Esercizi spirituali - Getsemani di Paestum

Che sia benedetta!

Le giornate di spiritualità vissute durante gli esercizi spirituali al Getsemani di Paestum.

di Anna Maria Gammella

 

Giornate di spiritualità per i soci di Ac presso il santuario Getsemani di Capaccio: appuntamento annuale ormai consueto con la guida di don Giosuè Lombardi, vicino all’associazione da più di un decennio. Tutte le fasce di età sono state presenti: giovani, adulti, famiglie con bambini, adultissimi. Si è respirato come sempre un clima di serenità e accoglienza testimoniato dal fatto che domenica, festa del papà, alla presenza di tutti, i bambini hanno recitato le poesie. In genere si avverte imbarazzo a parlare o a recitare davanti a tanti che forse neppure si conoscono: ebbene con semplicità e scioltezza i bambini a gara sono saliti su una sedia nella sala e hanno fatto dono a tutti della loro spontaneità e dolcezza. Inutile dire dei lucciconi dei papà ma anche di tanti adulti. Encomiabile non solo la presenza ma la serietà con cui i giovani, alcuni anche alla prima esperienza, hanno affrontato gli esercizi, la prova di restare in silenzio, facendo deserto, i tempi stabiliti per la meditazione sulla Parola. Generosi gli adulti che hanno mantenuto il passo dei giovani, aiutandoli con le loro sollecitazione e risonanze e cedendo loro il tempo per la confessione. Questo a riprova del fatto che in Ac si è sempre una sola famiglia. Le riflessioni di don Giosuè hanno sottolineato che concedersi del tempo per la cura interiore è un atto di generosità verso se stessi, è un modo per ritrovare la dimensione del silenzio. Il silenzio non è assenza di parola né mutismo, non è un silenzio aggressivo né punitivo, non è vuoto ma abitato da Dio, è presenza di Dio. L’incontro col Signore, vissuto durante la notte con l’Adorazione Eucaristica, ha inondato i cuori di tutti, giovani e meno giovani.

Si, “Ti condurrò nel deserto e parlerò al tuo cuore”.

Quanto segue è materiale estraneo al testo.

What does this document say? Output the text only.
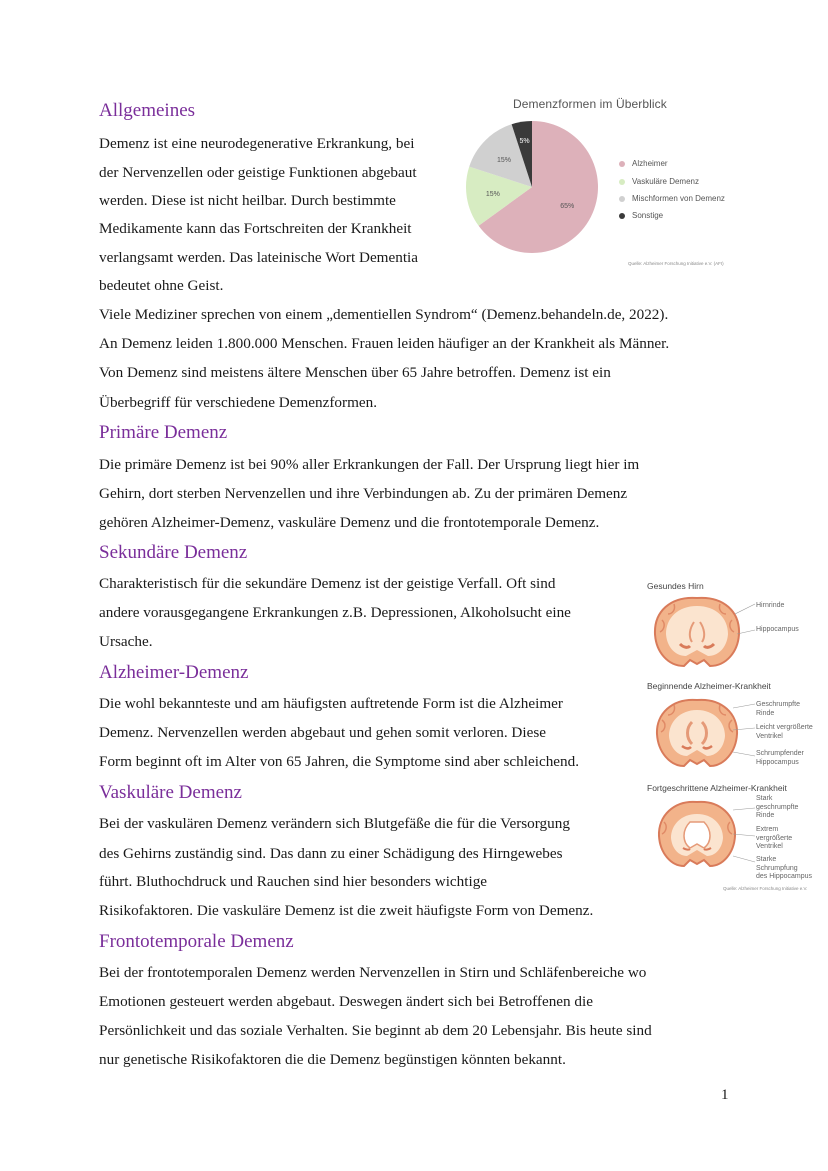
Allgemeines
Primäre Demenz
Sekundäre Demenz
Alzheimer-Demenz
Vaskuläre Demenz
Frontotemporale Demenz

Demenz ist eine neurodegenerative Erkrankung, bei

der Nervenzellen oder geistige Funktionen abgebaut

werden. Diese ist nicht heilbar. Durch bestimmte

Medikamente kann das Fortschreiten der Krankheit

verlangsamt werden. Das lateinische Wort Dementia

bedeutet ohne Geist.

Viele Mediziner sprechen von einem „dementiellen Syndrom“ (Demenz.behandeln.de, 2022).

An Demenz leiden 1.800.000 Menschen. Frauen leiden häufiger an der Krankheit als Männer.

Von Demenz sind meistens ältere Menschen über 65 Jahre betroffen. Demenz ist ein

Überbegriff für verschiedene Demenzformen.

Die primäre Demenz ist bei 90% aller Erkrankungen der Fall. Der Ursprung liegt hier im

Gehirn, dort sterben Nervenzellen und ihre Verbindungen ab. Zu der primären Demenz

gehören Alzheimer-Demenz, vaskuläre Demenz und die frontotemporale Demenz.

Charakteristisch für die sekundäre Demenz ist der geistige Verfall. Oft sind

andere vorausgegangene Erkrankungen z.B. Depressionen, Alkoholsucht eine

Ursache.

Die wohl bekannteste und am häufigsten auftretende Form ist die Alzheimer

Demenz. Nervenzellen werden abgebaut und gehen somit verloren. Diese

Form beginnt oft im Alter von 65 Jahren, die Symptome sind aber schleichend.

Bei der vaskulären Demenz verändern sich Blutgefäße die für die Versorgung

des Gehirns zuständig sind. Das dann zu einer Schädigung des Hirngewebes

führt. Bluthochdruck und Rauchen sind hier besonders wichtige

Risikofaktoren. Die vaskuläre Demenz ist die zweit häufigste Form von Demenz.

Bei der frontotemporalen Demenz werden Nervenzellen in Stirn und Schläfenbereiche wo

Emotionen gesteuert werden abgebaut. Deswegen ändert sich bei Betroffenen die

Persönlichkeit und das soziale Verhalten. Sie beginnt ab dem 20 Lebensjahr. Bis heute sind

nur genetische Risikofaktoren die die Demenz begünstigen könnten bekannt.

Demenzformen im Überblick
65%
15%
15%
5%
Alzheimer
Vaskuläre Demenz
Mischformen von Demenz
Sonstige
Quelle: Alzheimer Forschung Initiative e.V. (AFI)
Gesundes Hirn
Hirnrinde
Hippocampus
Beginnende Alzheimer-Krankheit
Geschrumpfte
Rinde
Leicht vergrößerte
Ventrikel
Schrumpfender
Hippocampus
Fortgeschrittene Alzheimer-Krankheit
Stark
geschrumpfte
Rinde
Extrem
vergrößerte
Ventrikel
Starke
Schrumpfung
des Hippocampus
Quelle: Alzheimer Forschung Initiative e.V.
1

Il deserto come il silenzio è il luogo della prova e dell’innamoramento, è il luogo dove l’anima si ferma per ritrovare gusto, pace, riposo; è il momento per dare ordine alla propria vita e capire che il primo posto tocca a Dio. Gli esercizi spirituali, perciò, sono la palestra per tonificare lo spirito e riprendere il cammino con maggior vigore ed entusiasmo. Il tema sono state le Beatitudini e il desiderio di felicità che ciascuno porta scritto nel proprio cuore. Le beatitudini sono state definite da don Giosuè la nostra carta d’identità perché ci dicono chi siamo noi per Dio e chi dobbiamo essere: persone umili che sanno cogliere con serenità i propri limiti e amarli. Le beatitudini sono per “Chi trova se stesso nel proprio coraggio e ogni giorno comincia il suo viaggio”, parafrasando la canzone di Fiorella Mannoia. Le beatitudini ci insegnano la morale non del fare ma dell’essere, sono come una nuova lente che mette a fuoco e permette di leggere la realtà alla luce del Vangelo. Sono il navigatore della nostra vita cristiana: ci guida la certezza che la Parola di Dio non arriva mai in maniera superflua, ma irriga, irrora, feconda la nostra vita. Le beatitudini sono il balsamo per le nostre ferite, medicina che guarisce e fa tornare alla felicità originaria. “Per chi riparte da zero perché niente finisce quando vivi davvero”.

Sono la via per la santità perché permettono di alzarsi in volo con ali d’aquila, non sono per una piccola élite ma per tutti: esse rappresentano un cammino di maturità umana. Le beatitudini sono la chiave della felicità: non a caso hanno riscaldato i cuori di tutti santi, sono, dunque, una proposta di felicità che si raggiunge accettando le proprie radici, la propria storia, i propri limiti. Bisogna volersi bene nei propri errori come la Samaritana al pozzo a cui Gesù fa fare un percorso di conversione dall’infelicità alla felicità, la fa incontrare con la verità su se stessa. Quando ci si incontra con se stessi inizia il cammino di rinnovamento, si comincia a scavare dentro per trovare il pozzo assetato di infinito che disseta il desiderio di un amore più grande e il bisogno di assoluto. Anche le beatitudini sono un pozzo dove Gesù ci aspetta, ci fa porre nuove domande e assumere nuove prospettive. Lui è la risposta alla nostra sete di felicità, perché “per quanto assurda e complessa la vita è perfetta, per quanto incoerente e testarda, se cadi ti aspetta”. Dobbiamo imparare a tenercela stretta: sia la vita sia la felicità, perché entrambe sono benedette.